LAD II is a very rare syndrome described so far only in six children. As the clinical phenotype is very striking, the diagnosis can be made based on the presence of recurrent, albeit mild infections, marked leukocytosis, and the Bombay blood group, in association with mental and growth retardation. An analysis of peripheral blood leukocytes by flow cytometry using a CD15s monoclonal antibody should be performed to determine SLeX expression. To confirm the diagnosis, sequence analysis of the gene encoding the GDP-fucose transporter should be performed.

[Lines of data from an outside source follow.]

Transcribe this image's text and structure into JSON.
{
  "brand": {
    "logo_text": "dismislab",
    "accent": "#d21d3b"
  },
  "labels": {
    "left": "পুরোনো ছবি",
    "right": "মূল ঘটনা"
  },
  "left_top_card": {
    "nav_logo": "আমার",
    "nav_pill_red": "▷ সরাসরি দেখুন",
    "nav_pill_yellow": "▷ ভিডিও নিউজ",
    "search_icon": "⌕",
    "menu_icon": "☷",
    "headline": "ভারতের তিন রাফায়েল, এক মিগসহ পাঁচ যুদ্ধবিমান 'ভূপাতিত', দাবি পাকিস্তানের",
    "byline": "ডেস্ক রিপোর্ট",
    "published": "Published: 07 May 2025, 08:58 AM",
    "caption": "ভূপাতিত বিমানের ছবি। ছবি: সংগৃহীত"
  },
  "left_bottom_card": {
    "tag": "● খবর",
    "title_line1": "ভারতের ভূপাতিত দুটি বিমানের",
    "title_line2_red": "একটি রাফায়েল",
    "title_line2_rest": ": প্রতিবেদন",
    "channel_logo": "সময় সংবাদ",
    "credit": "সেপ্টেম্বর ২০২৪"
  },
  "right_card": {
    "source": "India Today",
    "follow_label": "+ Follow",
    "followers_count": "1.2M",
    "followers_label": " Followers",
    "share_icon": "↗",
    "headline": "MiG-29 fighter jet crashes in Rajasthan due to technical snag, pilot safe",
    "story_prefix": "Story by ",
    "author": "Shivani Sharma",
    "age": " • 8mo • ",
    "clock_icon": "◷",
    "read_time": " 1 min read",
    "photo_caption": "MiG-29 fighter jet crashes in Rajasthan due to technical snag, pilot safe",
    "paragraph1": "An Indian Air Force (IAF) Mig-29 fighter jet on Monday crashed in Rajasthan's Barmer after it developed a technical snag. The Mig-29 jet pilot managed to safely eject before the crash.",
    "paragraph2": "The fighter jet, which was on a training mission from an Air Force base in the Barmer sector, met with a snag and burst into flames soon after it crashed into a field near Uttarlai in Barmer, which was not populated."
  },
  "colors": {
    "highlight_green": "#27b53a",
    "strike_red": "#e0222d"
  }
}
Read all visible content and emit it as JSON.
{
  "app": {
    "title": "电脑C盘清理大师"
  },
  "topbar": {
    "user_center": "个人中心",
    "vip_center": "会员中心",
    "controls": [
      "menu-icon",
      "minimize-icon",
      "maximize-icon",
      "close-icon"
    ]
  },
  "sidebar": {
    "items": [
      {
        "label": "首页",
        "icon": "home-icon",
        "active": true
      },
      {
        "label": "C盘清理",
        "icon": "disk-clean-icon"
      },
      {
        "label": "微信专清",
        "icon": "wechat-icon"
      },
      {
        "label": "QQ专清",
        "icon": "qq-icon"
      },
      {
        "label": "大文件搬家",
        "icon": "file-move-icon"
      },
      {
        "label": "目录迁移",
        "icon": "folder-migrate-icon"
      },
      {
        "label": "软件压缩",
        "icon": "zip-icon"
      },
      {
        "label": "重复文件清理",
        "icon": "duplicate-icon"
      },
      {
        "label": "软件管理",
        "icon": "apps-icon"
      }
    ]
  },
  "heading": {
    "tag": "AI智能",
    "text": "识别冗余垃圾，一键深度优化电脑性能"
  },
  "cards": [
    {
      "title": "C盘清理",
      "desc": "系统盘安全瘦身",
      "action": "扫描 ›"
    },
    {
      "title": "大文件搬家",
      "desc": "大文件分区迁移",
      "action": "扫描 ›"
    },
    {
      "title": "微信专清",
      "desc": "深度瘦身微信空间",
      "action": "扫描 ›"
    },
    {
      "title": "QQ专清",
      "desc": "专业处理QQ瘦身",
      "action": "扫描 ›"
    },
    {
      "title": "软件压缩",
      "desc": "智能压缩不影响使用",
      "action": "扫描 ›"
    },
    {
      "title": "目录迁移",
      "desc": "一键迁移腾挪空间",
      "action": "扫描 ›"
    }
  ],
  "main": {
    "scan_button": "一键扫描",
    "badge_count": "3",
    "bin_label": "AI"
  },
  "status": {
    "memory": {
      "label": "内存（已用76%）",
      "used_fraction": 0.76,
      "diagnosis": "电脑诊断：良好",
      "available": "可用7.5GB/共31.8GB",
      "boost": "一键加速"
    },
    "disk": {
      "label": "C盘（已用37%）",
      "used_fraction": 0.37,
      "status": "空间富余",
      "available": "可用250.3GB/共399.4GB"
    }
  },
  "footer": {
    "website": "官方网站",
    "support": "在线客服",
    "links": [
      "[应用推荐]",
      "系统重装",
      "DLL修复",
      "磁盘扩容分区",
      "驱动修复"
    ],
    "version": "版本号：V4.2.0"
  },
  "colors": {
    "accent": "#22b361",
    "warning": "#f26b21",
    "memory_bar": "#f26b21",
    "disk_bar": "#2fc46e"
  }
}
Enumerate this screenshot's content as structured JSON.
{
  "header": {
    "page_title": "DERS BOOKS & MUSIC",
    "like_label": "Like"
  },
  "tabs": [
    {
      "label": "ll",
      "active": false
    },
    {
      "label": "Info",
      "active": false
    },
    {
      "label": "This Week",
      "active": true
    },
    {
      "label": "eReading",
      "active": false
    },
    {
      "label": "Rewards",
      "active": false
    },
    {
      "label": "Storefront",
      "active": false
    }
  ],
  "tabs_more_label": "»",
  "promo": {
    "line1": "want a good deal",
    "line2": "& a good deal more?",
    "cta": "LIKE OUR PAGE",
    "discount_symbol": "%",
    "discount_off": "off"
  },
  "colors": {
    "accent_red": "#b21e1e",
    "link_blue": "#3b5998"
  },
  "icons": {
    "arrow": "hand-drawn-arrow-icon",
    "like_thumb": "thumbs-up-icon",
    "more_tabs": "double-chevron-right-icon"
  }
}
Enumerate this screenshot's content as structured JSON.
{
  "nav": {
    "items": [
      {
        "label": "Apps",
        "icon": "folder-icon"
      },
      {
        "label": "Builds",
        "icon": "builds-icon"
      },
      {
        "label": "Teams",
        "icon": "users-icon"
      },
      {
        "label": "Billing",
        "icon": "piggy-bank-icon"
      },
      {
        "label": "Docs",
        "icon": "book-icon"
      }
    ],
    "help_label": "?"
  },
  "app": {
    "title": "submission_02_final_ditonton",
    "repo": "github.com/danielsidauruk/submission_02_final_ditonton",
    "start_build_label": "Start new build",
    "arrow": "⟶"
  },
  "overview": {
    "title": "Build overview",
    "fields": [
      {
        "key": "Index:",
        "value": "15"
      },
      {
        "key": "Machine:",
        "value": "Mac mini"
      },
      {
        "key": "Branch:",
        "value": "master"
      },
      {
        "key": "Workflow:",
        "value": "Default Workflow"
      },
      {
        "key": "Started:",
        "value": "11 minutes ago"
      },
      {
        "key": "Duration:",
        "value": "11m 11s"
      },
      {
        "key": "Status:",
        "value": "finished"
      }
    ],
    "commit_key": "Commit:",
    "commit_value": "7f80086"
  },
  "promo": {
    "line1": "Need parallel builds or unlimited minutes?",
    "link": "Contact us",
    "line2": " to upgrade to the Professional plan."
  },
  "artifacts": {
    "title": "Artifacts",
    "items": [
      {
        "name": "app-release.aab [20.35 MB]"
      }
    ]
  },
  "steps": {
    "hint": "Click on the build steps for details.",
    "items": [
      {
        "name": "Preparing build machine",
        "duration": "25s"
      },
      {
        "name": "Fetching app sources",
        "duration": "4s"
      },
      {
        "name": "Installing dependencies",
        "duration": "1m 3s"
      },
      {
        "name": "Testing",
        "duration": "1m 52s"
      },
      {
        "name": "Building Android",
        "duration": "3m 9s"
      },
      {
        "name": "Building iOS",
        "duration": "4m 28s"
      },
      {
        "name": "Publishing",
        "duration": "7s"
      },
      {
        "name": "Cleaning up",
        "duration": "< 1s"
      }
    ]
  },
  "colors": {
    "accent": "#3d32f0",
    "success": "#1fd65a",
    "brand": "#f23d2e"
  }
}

Each of the patients described so far with LAD II suffered from several episodes of infections, which responded well to antibiotics. No serious consequences were observed, and prophylactic antibiotic is not needed. The patients' main chronic problem has been periodontitis, a condition that is especially difficult to treat in children with severe mental retardation (Etzioni et al. 1998). The oldest LAD II patient is now 19 years and has a severe psychomotor retardation with mild infectious problems.
Because of the proposed defect in fucose production, supplemental administration of fucose to the patients has been suggested. Indeed, fucose supplementation caused a dramatic improvement in the condition of the Turkish child (Marquardt et al. 1999). A marked decrease in leukocyte count with improved neutrophil adhesion was noted. Unfortunately, while using exactly the same protocol, no improvement in laboratory data or clinical features was seen in the two Arab children (Etzioni and Tonetti 2000). This difference may be due to the fact that the genetic defect in the Turkish child leads to a decreased affinity of the transporter for fucose, and thus an increase in the cytosolic concentration of fucose would be expected to overcome, at least in part, the defect in fucose transport.